Twenty-five athletes are working hard to meet the qualifying standards set by the International Olympic Committee to participate in 13 sports.
Team PNG Chef de Mission Tamzin Wardley said: “The Olympic Games are the pinnacle of elite sports with only the best athletes from the 206 National Olympic Committees competing against each other in the 33 sports on the Tokyo 2020 program.”
With only 9 months to go until the Opening Ceremony on 24 July 2020 the PNG Olympic Committee is working with the National Federations of the athletes who are pursuing their Olympic dream and hoping to qualify for the Tokyo 2020 Olympics.
Wardley said that for the most recent Olympic Games, Team PNG has had an average team size of 8 athletes.
“Our goal for Tokyo 2020 is to qualify up to five athletes on merit and have our first ever team qualify for an Olympics. Along with our athletes we also have a dream to win our first medal.”
“But it is a very long hard road to even qualify. Each athlete has a qualification process unique to their sport. For some the qualifying period started last year but most are right in the middle of the qualifying period now. The qualifying period continues until May 2020.”
She said in order to qualify athletes will need to attend the compulsory qualifying events both within our region and across the world and so there is a serious need to secure as much funding as possible to ensure they attend and compete in the crucial tournaments.
In addition to attending qualifying events, the athletes are hard at training.
Wardley said their commitment has been praiseworthy and justified the need to support their dreams.
The PNGOC is reaching out to corporate supporters and the Government to assist these athletes to achieve their qualifications.
“For some of our athletes it is yet one more year of ongoing competition as they compete on the world stage. PNG’s top weightlifters, Dika Toua, Morea Baru and Steven Kari have to compete in 5 tournaments across the world, earning points, and even then only the top 14 in each weight category will get to compete in Tokyo. Our number one tennis player Abigail Tere-Apisah must compete in the tennis pro-circuit and achieve a world top 300 ranking in order to even try to qualify,” she said.
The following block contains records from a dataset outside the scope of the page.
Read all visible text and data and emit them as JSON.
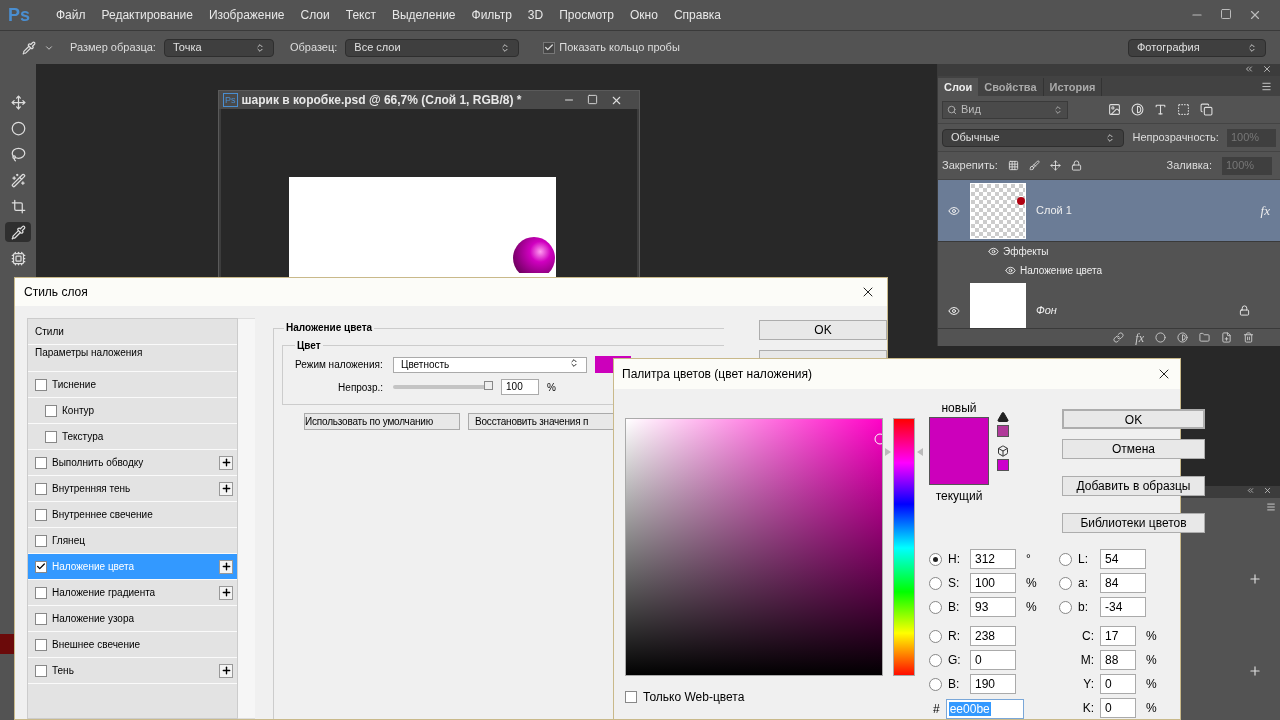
{
  "app": {
    "logo": "Ps"
  },
  "menu": [
    "Файл",
    "Редактирование",
    "Изображение",
    "Слои",
    "Текст",
    "Выделение",
    "Фильтр",
    "3D",
    "Просмотр",
    "Окно",
    "Справка"
  ],
  "options_bar": {
    "sample_size_label": "Размер образца:",
    "sample_size": "Точка",
    "sample_label": "Образец:",
    "sample": "Все слои",
    "show_ring": {
      "label": "Показать кольцо пробы",
      "checked": true
    },
    "workspace": "Фотография"
  },
  "tools": [
    {
      "kind": "move",
      "selected": false
    },
    {
      "kind": "marquee",
      "selected": false
    },
    {
      "kind": "lasso",
      "selected": false
    },
    {
      "kind": "wand",
      "selected": false
    },
    {
      "kind": "crop",
      "selected": false
    },
    {
      "kind": "eyedropper",
      "selected": true
    },
    {
      "kind": "chip",
      "selected": false
    }
  ],
  "document": {
    "badge": "Ps",
    "title": "шарик в коробке.psd @ 66,7% (Слой 1, RGB/8) *"
  },
  "layers_panel": {
    "tabs": [
      {
        "label": "Слои",
        "selected": true
      },
      {
        "label": "Свойства",
        "selected": false
      },
      {
        "label": "История",
        "selected": false
      }
    ],
    "filter": "Вид",
    "blend_mode": "Обычные",
    "opacity_label": "Непрозрачность:",
    "opacity": "100%",
    "lock_label": "Закрепить:",
    "fill_label": "Заливка:",
    "fill": "100%",
    "layers": [
      {
        "name": "Слой 1",
        "kind": "transparent",
        "selected": true,
        "visible": true,
        "badge": "fx",
        "locked": false,
        "children": [
          {
            "name": "Эффекты",
            "visible": true
          },
          {
            "name": "Наложение цвета",
            "visible": true
          }
        ]
      },
      {
        "name": "Фон",
        "kind": "background",
        "selected": false,
        "visible": true,
        "locked": true
      }
    ],
    "footer_fx": "fx"
  },
  "layer_style": {
    "title": "Стиль слоя",
    "styles": [
      {
        "label": "Стили",
        "kind": "header"
      },
      {
        "label": "Параметры наложения",
        "kind": "header"
      },
      {
        "label": "Тиснение",
        "kind": "option",
        "checked": false,
        "selected": false,
        "plus": false
      },
      {
        "label": "Контур",
        "kind": "sub",
        "checked": false,
        "selected": false,
        "plus": false
      },
      {
        "label": "Текстура",
        "kind": "sub",
        "checked": false,
        "selected": false,
        "plus": false
      },
      {
        "label": "Выполнить обводку",
        "kind": "option",
        "checked": false,
        "selected": false,
        "plus": true
      },
      {
        "label": "Внутренняя тень",
        "kind": "option",
        "checked": false,
        "selected": false,
        "plus": true
      },
      {
        "label": "Внутреннее свечение",
        "kind": "option",
        "checked": false,
        "selected": false,
        "plus": false
      },
      {
        "label": "Глянец",
        "kind": "option",
        "checked": false,
        "selected": false,
        "plus": false
      },
      {
        "label": "Наложение цвета",
        "kind": "option",
        "checked": true,
        "selected": true,
        "plus": true
      },
      {
        "label": "Наложение градиента",
        "kind": "option",
        "checked": false,
        "selected": false,
        "plus": true
      },
      {
        "label": "Наложение узора",
        "kind": "option",
        "checked": false,
        "selected": false,
        "plus": false
      },
      {
        "label": "Внешнее свечение",
        "kind": "option",
        "checked": false,
        "selected": false,
        "plus": false
      },
      {
        "label": "Тень",
        "kind": "option",
        "checked": false,
        "selected": false,
        "plus": true
      }
    ],
    "section_title": "Наложение цвета",
    "group_title": "Цвет",
    "blend_label": "Режим наложения:",
    "blend": "Цветность",
    "color": "#cc00bb",
    "opacity_label": "Непрозр.:",
    "opacity_slider": {
      "level": 1
    },
    "opacity": "100",
    "percent": "%",
    "buttons": [
      "Использовать по умолчанию",
      "Восстановить значения п"
    ],
    "ok": "OK"
  },
  "color_picker": {
    "title": "Палитра цветов (цвет наложения)",
    "new_label": "новый",
    "current_label": "текущий",
    "buttons": [
      "OK",
      "Отмена",
      "Добавить в образцы",
      "Библиотеки цветов"
    ],
    "left_fields": [
      {
        "label": "H:",
        "value": "312",
        "unit": "°",
        "selected": true
      },
      {
        "label": "S:",
        "value": "100",
        "unit": "%",
        "selected": false
      },
      {
        "label": "B:",
        "value": "93",
        "unit": "%",
        "selected": false
      },
      {
        "label": "R:",
        "value": "238",
        "selected": false
      },
      {
        "label": "G:",
        "value": "0",
        "selected": false
      },
      {
        "label": "B:",
        "value": "190",
        "selected": false
      }
    ],
    "lab_fields": [
      {
        "label": "L:",
        "value": "54",
        "selected": false
      },
      {
        "label": "a:",
        "value": "84",
        "selected": false
      },
      {
        "label": "b:",
        "value": "-34",
        "selected": false
      }
    ],
    "cmyk_fields": [
      {
        "label": "C:",
        "value": "17",
        "unit": "%"
      },
      {
        "label": "M:",
        "value": "88",
        "unit": "%"
      },
      {
        "label": "Y:",
        "value": "0",
        "unit": "%"
      },
      {
        "label": "K:",
        "value": "0",
        "unit": "%"
      }
    ],
    "hex_label": "#",
    "hex": "ee00be",
    "web_only": {
      "label": "Только Web-цвета",
      "checked": false
    }
  }
}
“For others it’s a matter of competing, and succeeding, in their respective World or Oceania Championships and these are being held as far away as Paris and China and for only some lucky athletes in neighbouring Australia.”
PNG has 12 sports still trying to qualify individual athletes, including athletics, boxing, judo, karate, sailing, shooting, swimming, table tennis, taekwondo, tennis, triathlon and weightlifting, and our rugby 7s teams have the daunting task of beating regional powerhouses of Fiji and Samoa at the upcoming qualifying event in host country, Fiji.
Wardley confirmed our athletes are based across the world training with 2 weightlifters in Noumea, our swimmers and tennis athlete based in Australia, our rising table tennis athlete, Geoffrey Loi back in China, and the rest travelling, as funds permit, to compete in the required competitions.
The Tokyo 2020 Olympic Games will take place from July 24 – August 9, 2020.